Publisher's Synopsis
A killing in an antique, bric-a-brac shop. The weapon? A crystal decanter. The body found under the steps of a nightclub with a beer glass stuck in its face.
Another body in an auctioneer's showroom rolled up in a carpet.
The links between them? Antiques, obviously, but also the fact that both of the dead individuals are connected with a prominent local businessman, David Burchill, with a record of violence, especially towards women, and a known predilection for financial and commercial activities which are at the edges of legitimacy. The first body was that of Floyd Donnelly, a squatter in a property owned by Burchill and the second is a local thug who was on Burchill's payroll and part of an extortion racket.
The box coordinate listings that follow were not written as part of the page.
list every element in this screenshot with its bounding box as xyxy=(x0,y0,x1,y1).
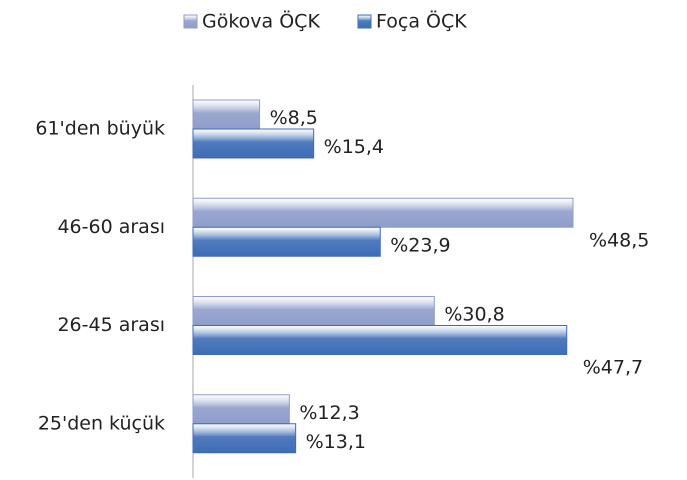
category-label: 26-45 arası xyxy=(57,314,165,336)
value-label: %23,9 xyxy=(390,234,450,256)
bar xyxy=(192,296,435,326)
bar xyxy=(192,99,261,130)
value-label: %48,5 xyxy=(589,229,649,251)
bar xyxy=(192,226,381,257)
legend-swatch xyxy=(357,14,372,29)
value-label: %15,4 xyxy=(324,136,384,158)
bar xyxy=(192,128,315,159)
bar xyxy=(192,197,574,228)
bar xyxy=(192,423,297,454)
category-label: 25'den küçük xyxy=(38,412,165,434)
legend-swatch xyxy=(183,14,198,29)
legend-label: Gökova ÖÇK xyxy=(202,10,320,33)
legend-label: Foça ÖÇK xyxy=(376,10,467,33)
bar xyxy=(192,394,290,425)
value-label: %12,3 xyxy=(299,402,359,424)
category-label: 46-60 arası xyxy=(57,216,165,238)
value-label: %47,7 xyxy=(583,357,643,379)
value-label: %13,1 xyxy=(306,431,366,453)
category-label: 61'den büyük xyxy=(35,118,165,140)
value-label: %8,5 xyxy=(270,107,318,129)
bar xyxy=(192,325,568,355)
value-label: %30,8 xyxy=(444,304,504,326)
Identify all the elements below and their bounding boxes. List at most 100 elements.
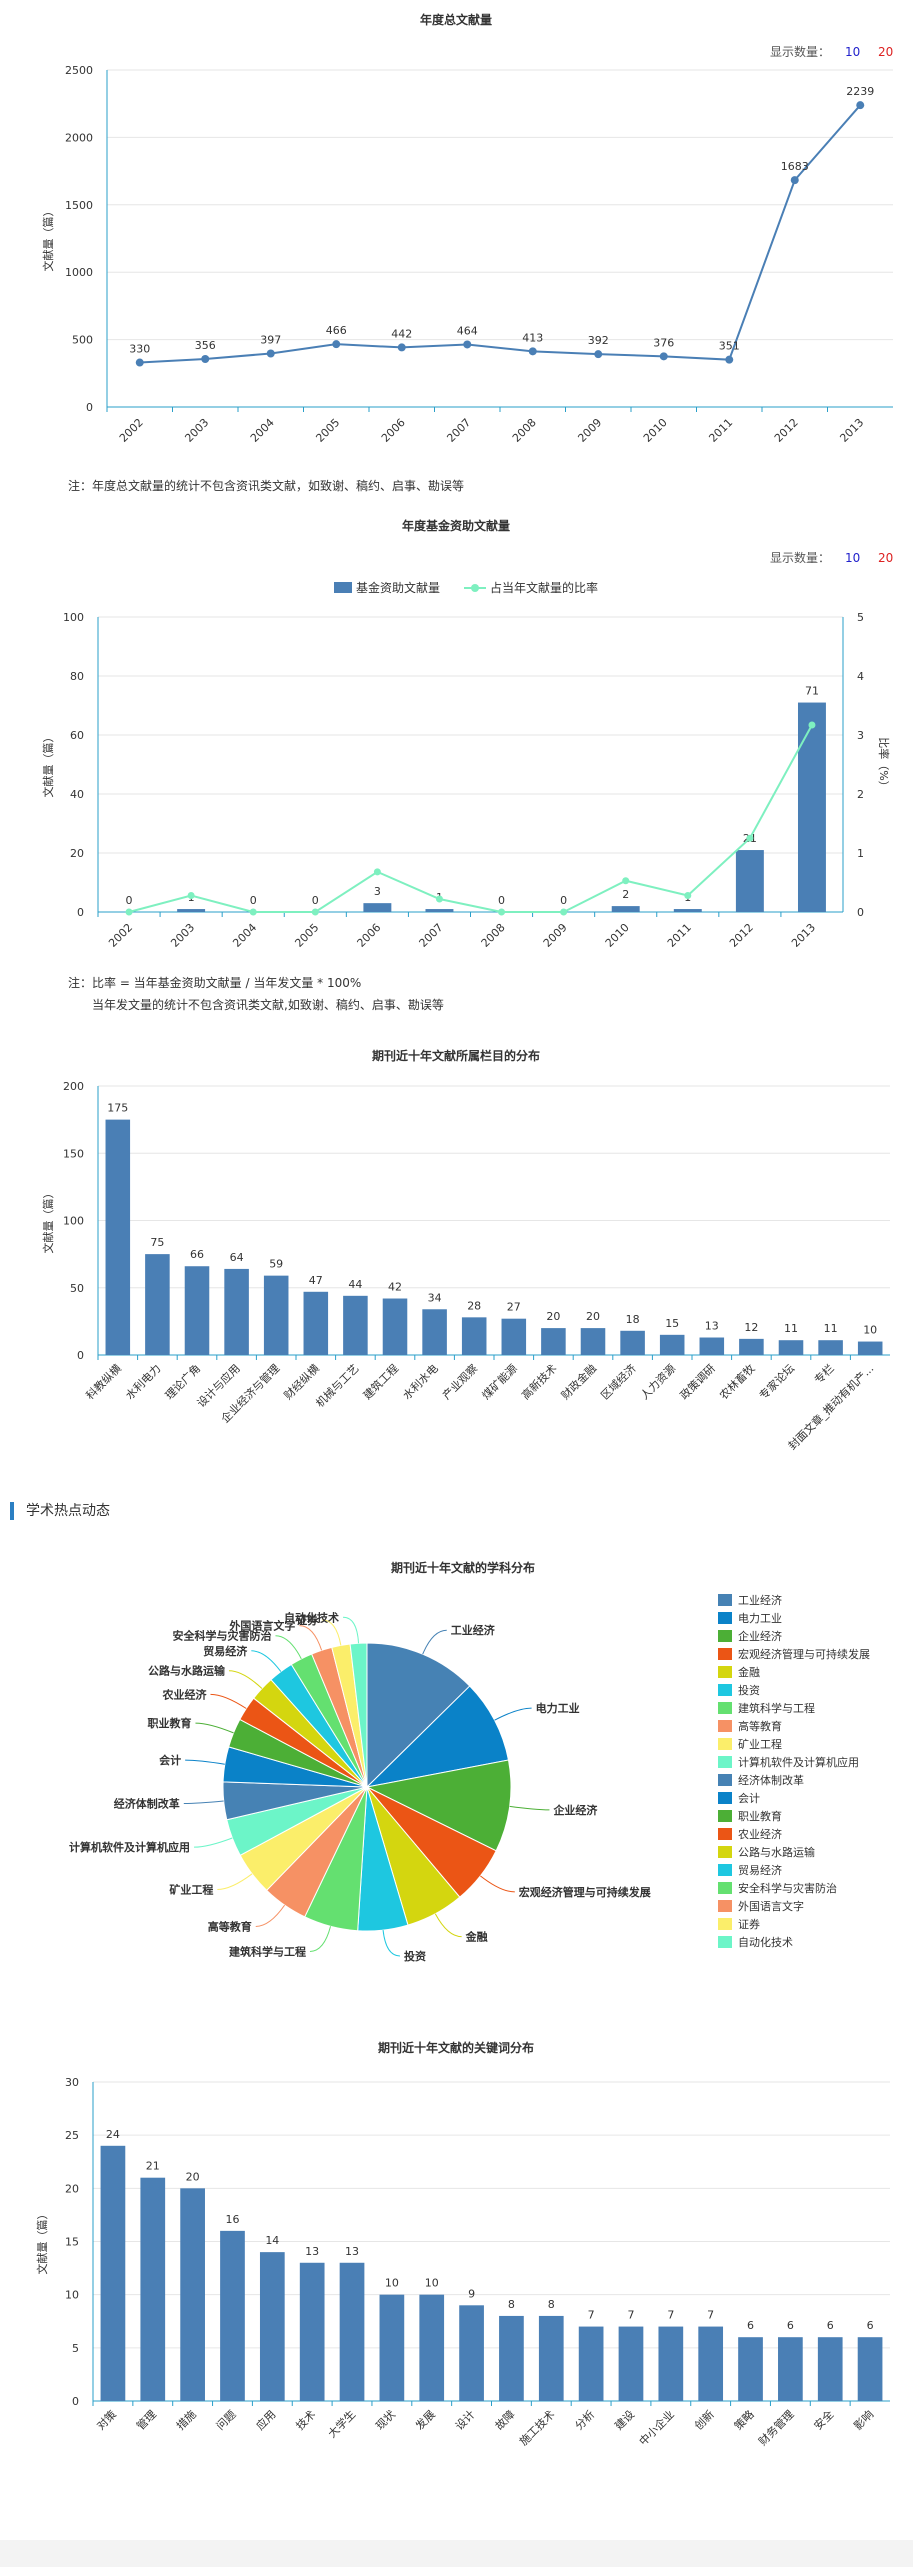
data-point[interactable] (463, 340, 472, 349)
legend-swatch[interactable] (718, 1738, 732, 1750)
bar[interactable] (100, 2145, 126, 2401)
legend-label[interactable]: 计算机软件及计算机应用 (738, 1755, 859, 1769)
legend-swatch[interactable] (718, 1828, 732, 1840)
display-count-option-20[interactable]: 20 (878, 45, 893, 59)
legend-swatch[interactable] (718, 1594, 732, 1606)
ratio-point[interactable] (622, 877, 630, 885)
legend-swatch[interactable] (718, 1810, 732, 1822)
legend-swatch[interactable] (718, 1702, 732, 1714)
legend-swatch[interactable] (718, 1882, 732, 1894)
legend-label[interactable]: 投资 (738, 1683, 760, 1697)
bar[interactable] (797, 702, 826, 912)
bar[interactable] (735, 850, 764, 912)
display-count-option-10[interactable]: 10 (845, 551, 860, 565)
legend-swatch[interactable] (718, 1864, 732, 1876)
legend-label[interactable]: 经济体制改革 (738, 1773, 804, 1787)
bar[interactable] (180, 2188, 205, 2401)
legend-swatch[interactable] (718, 1612, 732, 1624)
legend-label[interactable]: 自动化技术 (738, 1935, 793, 1949)
data-point[interactable] (266, 349, 275, 358)
bar[interactable] (580, 1328, 606, 1355)
ratio-point[interactable] (808, 721, 816, 729)
bar[interactable] (363, 903, 392, 912)
bar[interactable] (857, 1341, 883, 1355)
ratio-point[interactable] (560, 908, 568, 916)
bar[interactable] (541, 1328, 566, 1355)
ratio-point[interactable] (435, 895, 443, 903)
legend-label[interactable]: 企业经济 (738, 1629, 782, 1643)
data-point[interactable] (397, 343, 406, 352)
legend-swatch[interactable] (718, 1720, 732, 1732)
bar[interactable] (382, 1298, 408, 1355)
bar[interactable] (499, 2315, 524, 2401)
bar[interactable] (140, 2177, 166, 2401)
data-point[interactable] (856, 101, 865, 110)
bar[interactable] (339, 2262, 365, 2401)
bar[interactable] (224, 1268, 249, 1355)
legend-label[interactable]: 会计 (738, 1792, 760, 1805)
legend-label[interactable]: 高等教育 (738, 1719, 782, 1733)
data-point[interactable] (528, 347, 537, 356)
pie-slice[interactable] (365, 1685, 510, 1788)
legend-label[interactable]: 安全科学与灾害防治 (738, 1881, 837, 1895)
legend-label[interactable]: 电力工业 (738, 1612, 782, 1625)
bar[interactable] (177, 909, 206, 912)
legend-label[interactable]: 贸易经济 (738, 1863, 782, 1877)
legend-swatch[interactable] (718, 1900, 732, 1912)
bar[interactable] (578, 2326, 604, 2401)
bar[interactable] (538, 2315, 564, 2401)
legend-label[interactable]: 建筑科学与工程 (738, 1701, 815, 1715)
legend-swatch[interactable] (718, 1936, 732, 1948)
legend-label[interactable]: 农业经济 (738, 1827, 782, 1841)
bar[interactable] (618, 2326, 644, 2401)
legend-swatch[interactable] (718, 1774, 732, 1786)
legend-label[interactable]: 金融 (738, 1665, 760, 1679)
data-point[interactable] (725, 355, 734, 364)
legend-label[interactable]: 职业教育 (738, 1809, 782, 1823)
bar[interactable] (263, 1275, 289, 1355)
bar[interactable] (105, 1119, 131, 1355)
legend-swatch[interactable] (718, 1684, 732, 1696)
ratio-point[interactable] (684, 891, 692, 899)
bar[interactable] (459, 2305, 484, 2401)
data-point[interactable] (790, 176, 799, 185)
ratio-point[interactable] (373, 868, 381, 876)
display-count-option-20[interactable]: 20 (878, 551, 893, 565)
bar[interactable] (184, 1266, 210, 1355)
bar[interactable] (299, 2262, 325, 2401)
legend-swatch[interactable] (718, 1630, 732, 1642)
legend-swatch[interactable] (718, 1846, 732, 1858)
bar[interactable] (145, 1254, 170, 1355)
bar[interactable] (818, 1340, 843, 1355)
ratio-point[interactable] (498, 908, 506, 916)
bar[interactable] (303, 1291, 329, 1355)
legend-label[interactable]: 工业经济 (738, 1593, 782, 1607)
bar[interactable] (220, 2230, 245, 2401)
bar[interactable] (343, 1295, 368, 1355)
data-point[interactable] (332, 340, 341, 349)
legend-label[interactable]: 外国语言文字 (738, 1899, 804, 1913)
legend-swatch[interactable] (718, 1648, 732, 1660)
legend-label[interactable]: 宏观经济管理与可持续发展 (738, 1647, 870, 1661)
legend-swatch[interactable] (718, 1792, 732, 1804)
bar[interactable] (419, 2294, 445, 2401)
bar[interactable] (620, 1330, 645, 1355)
bar[interactable] (739, 1338, 764, 1355)
pie-slice[interactable] (349, 1642, 368, 1788)
bar[interactable] (611, 906, 640, 912)
ratio-point[interactable] (249, 908, 257, 916)
bar[interactable] (422, 1309, 447, 1355)
data-point[interactable] (594, 350, 603, 359)
bar[interactable] (379, 2294, 405, 2401)
bar[interactable] (501, 1318, 527, 1355)
bar[interactable] (425, 909, 454, 912)
bar[interactable] (778, 1340, 804, 1355)
bar[interactable] (673, 909, 702, 912)
data-point[interactable] (201, 355, 210, 364)
legend-label[interactable]: 公路与水路运输 (738, 1845, 815, 1859)
ratio-point[interactable] (746, 834, 754, 842)
data-point[interactable] (659, 352, 668, 361)
bar[interactable] (699, 1337, 725, 1355)
display-count-option-10[interactable]: 10 (845, 45, 860, 59)
bar[interactable] (817, 2337, 843, 2401)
DCI Jack Carston is aware of Burchill's record and frustrated by the fact that he has always, with the help of lawyers, managed to avoid conviction for any of his many transgressions. At first, an incident with two young girls in a hotel, in the course of which both girls were beaten and sexually abused, seems to open the possibility of a conviction, but pressure is put on the girls and their accusations are retracted. He's also reponsible for the brutal date rape of an antiques dealer who's working for him. And yet he emerges from all this with his reputation, officially at least, intact.
As the crimes are solved, Jack Carston, right to the end, despairs of ever catching him. But then comes the twist.